“…the more things remain the same.”
As they gathered around the salad bar, one employee said, “that must be the umpteenth announcement this month.”
One of the senior employees smiled. “Don’t worry. It’s all talk. There’s never any follow-through. Trust me, I’ve been here long enough. Things will NEVER change around here.”
We remembered conversations like this in the company we worked for. The pattern was familiar: first, a crescendo of excitement, then implementation, and then half-way through the project, you never heard anything again.
Take the Ball and Run With It
Momentum. That’s one of the most beautiful words in the English language. We like using it when we speak of change. At the organizational level, past experience tells us that when there are leaders versus followers and initiative versus resistance, change becomes a very difficult process to manage.
Common sense dictates that to initiate change the buy-in of EVERYONE in the company is needed. Even if the change affects only a segment of the corporation, executives and the rank and file must believe that the change will be good. Common sense also dictates that the person responsible for overseeing the change must be supported by his superiors and his team members. It isn’t fair to tell the person, “take the ball and run with it” without providing him with the resources and diligent guidance.
This is why the intended change does not materialize. Somewhere in the implementation, momentum diminishes and gradually disappears.
Six Sigma and Change Management
Change imposes generous doses of enthusiasm, a disciplined approach, unconditional support from those who have the resources and strict measurement of progress. Change connotes obstacles – a large corporation is a collection of human ambitions going in different directions – unstoppable, driven, and selfish.
Does change have a chance then?
Business case studies prove that change does happen in spite of real challenges. Success comes easier when management takes the time to participate and act in a democratic manner. When we say “democratic”, we mean key executives take an active part and not just pay lip service to the concepts and processes involved in a given change. Management engages in sincere dialog and is open to the opinions of others.
Six Sigma offers valuable lessons in change management. In a business environment where the desire to implement change is customarily met by resistance, leaders can look to Six Sigma as a concept, an approach, a culture, a set of statistical tools, a philosophy, a sacred ritual that’s been tried and tested.

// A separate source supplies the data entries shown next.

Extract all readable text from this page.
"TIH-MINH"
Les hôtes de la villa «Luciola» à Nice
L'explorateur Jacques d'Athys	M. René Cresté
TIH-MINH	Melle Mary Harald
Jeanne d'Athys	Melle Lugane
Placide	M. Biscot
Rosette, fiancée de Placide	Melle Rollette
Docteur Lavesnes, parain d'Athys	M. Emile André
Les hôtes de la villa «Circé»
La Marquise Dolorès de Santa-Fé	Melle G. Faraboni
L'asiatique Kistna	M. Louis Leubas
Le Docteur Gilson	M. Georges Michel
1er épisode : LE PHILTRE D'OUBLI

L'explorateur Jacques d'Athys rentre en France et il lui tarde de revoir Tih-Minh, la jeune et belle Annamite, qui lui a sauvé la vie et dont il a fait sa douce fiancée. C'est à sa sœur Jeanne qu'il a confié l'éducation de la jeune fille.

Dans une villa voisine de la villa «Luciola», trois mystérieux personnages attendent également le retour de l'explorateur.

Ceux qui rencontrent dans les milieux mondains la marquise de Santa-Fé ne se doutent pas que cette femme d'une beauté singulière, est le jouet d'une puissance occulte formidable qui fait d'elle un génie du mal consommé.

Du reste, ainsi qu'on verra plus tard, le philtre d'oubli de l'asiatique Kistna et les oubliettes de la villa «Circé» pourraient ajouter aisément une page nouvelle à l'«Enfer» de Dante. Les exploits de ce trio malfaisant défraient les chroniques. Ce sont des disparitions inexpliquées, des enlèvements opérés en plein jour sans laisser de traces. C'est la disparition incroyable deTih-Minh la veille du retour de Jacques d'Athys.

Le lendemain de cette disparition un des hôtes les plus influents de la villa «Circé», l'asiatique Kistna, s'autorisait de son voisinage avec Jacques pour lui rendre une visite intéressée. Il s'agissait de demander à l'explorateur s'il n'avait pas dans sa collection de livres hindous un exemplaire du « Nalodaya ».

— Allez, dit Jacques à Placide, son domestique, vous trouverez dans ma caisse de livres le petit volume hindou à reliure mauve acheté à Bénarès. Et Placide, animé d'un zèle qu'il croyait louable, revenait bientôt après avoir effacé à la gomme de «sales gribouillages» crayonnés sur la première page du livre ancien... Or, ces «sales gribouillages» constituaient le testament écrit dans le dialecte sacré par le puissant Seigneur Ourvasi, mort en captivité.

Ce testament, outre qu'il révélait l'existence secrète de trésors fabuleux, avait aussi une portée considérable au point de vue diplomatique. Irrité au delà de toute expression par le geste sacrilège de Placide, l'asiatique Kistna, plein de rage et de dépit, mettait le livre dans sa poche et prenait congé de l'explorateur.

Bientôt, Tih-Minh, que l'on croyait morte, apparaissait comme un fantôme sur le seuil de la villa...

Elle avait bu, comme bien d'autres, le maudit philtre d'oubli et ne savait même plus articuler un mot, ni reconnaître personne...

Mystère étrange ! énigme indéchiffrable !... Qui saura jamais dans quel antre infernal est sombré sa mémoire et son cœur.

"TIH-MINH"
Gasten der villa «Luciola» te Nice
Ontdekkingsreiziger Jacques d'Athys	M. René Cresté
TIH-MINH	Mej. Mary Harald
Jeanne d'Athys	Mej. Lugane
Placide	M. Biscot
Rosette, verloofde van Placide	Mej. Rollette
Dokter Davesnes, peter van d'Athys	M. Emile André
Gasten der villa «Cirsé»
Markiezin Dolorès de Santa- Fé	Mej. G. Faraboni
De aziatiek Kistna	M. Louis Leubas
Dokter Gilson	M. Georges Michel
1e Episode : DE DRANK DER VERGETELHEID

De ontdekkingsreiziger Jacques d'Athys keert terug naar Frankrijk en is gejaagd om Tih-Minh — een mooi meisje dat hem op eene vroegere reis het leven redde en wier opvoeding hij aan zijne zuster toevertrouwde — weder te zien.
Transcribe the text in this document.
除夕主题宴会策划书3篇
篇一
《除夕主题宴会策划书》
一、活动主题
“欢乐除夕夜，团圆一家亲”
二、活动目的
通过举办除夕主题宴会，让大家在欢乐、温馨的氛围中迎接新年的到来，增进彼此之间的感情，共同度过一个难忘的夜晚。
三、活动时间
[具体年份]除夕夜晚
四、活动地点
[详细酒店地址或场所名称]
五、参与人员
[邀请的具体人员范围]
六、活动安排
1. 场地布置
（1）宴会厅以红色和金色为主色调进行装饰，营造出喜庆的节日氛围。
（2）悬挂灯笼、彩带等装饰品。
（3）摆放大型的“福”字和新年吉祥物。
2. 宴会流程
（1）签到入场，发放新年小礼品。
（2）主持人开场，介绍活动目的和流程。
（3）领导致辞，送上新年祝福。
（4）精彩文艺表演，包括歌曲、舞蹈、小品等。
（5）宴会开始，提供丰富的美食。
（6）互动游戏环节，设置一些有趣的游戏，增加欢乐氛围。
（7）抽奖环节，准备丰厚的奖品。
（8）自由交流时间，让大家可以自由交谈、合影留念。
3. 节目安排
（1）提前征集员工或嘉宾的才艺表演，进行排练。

If there’s one defining trait for Six Sigma, it’s flexibility. Companies are cleverly combining Six Sigma with other change management tools to reach targets. You are aware of how companies have blended Lean with Six Sigma, where they take Toyota’s lean manufacturing strategies and combine them with Motorola’s measurement tools to track progress in cost reduction efforts without sacrificing customer loyalty.
Using DMAIC and ADKAR in Change Management
In Lean Six Sigma, we learned how DMAIC can be an effective tool to bring about desired changes to the company’s profitability. DMAIC (define, measure, analyze, improve and control) necessitates a certain structure, serving as a roadmap for the attainment of a company’s stated objectives. There are times, however, when a company may need to combine DMAIC with other proven change management tools.
One such tool is ADKAR – acronym for awareness, desire, knowledge, ability and reinforcement. Note that it harmonizes with the five steps of DMAIC.
Rick McCormick of the Change Management Learning Center explains ADKAR by aligning it with DMAIC.
Project leaders build awareness (ADKAR) of the change by defining (DMAIC) what that change is and who will implement it. Desire (ADKAR) must be felt and embraced by those who will be affected by the change so that inputs and outputs can be measured (DMAIC). For change to be off to a good start, leaders must possess the knowledge (ADKAR) necessary for successful implementation, but this requires an analysis (DMAIC) of factual data. Going hand in hand with analysis is the ability (ADKAR) to deploy the right measures so that the desired improvement (DMAIC) can be sustained. To complete the process, the change must be reinforced (ADKAR) where standard operating procedures and training manuals will serve to control (DMAIC) aspects and consequences of the change.
McCormick pointed out that important questions such as profile coherence, divergence of opinions, and problem areas must be settled first before getting to what he calls the “toll gate” – the end point of each ADKAR phase.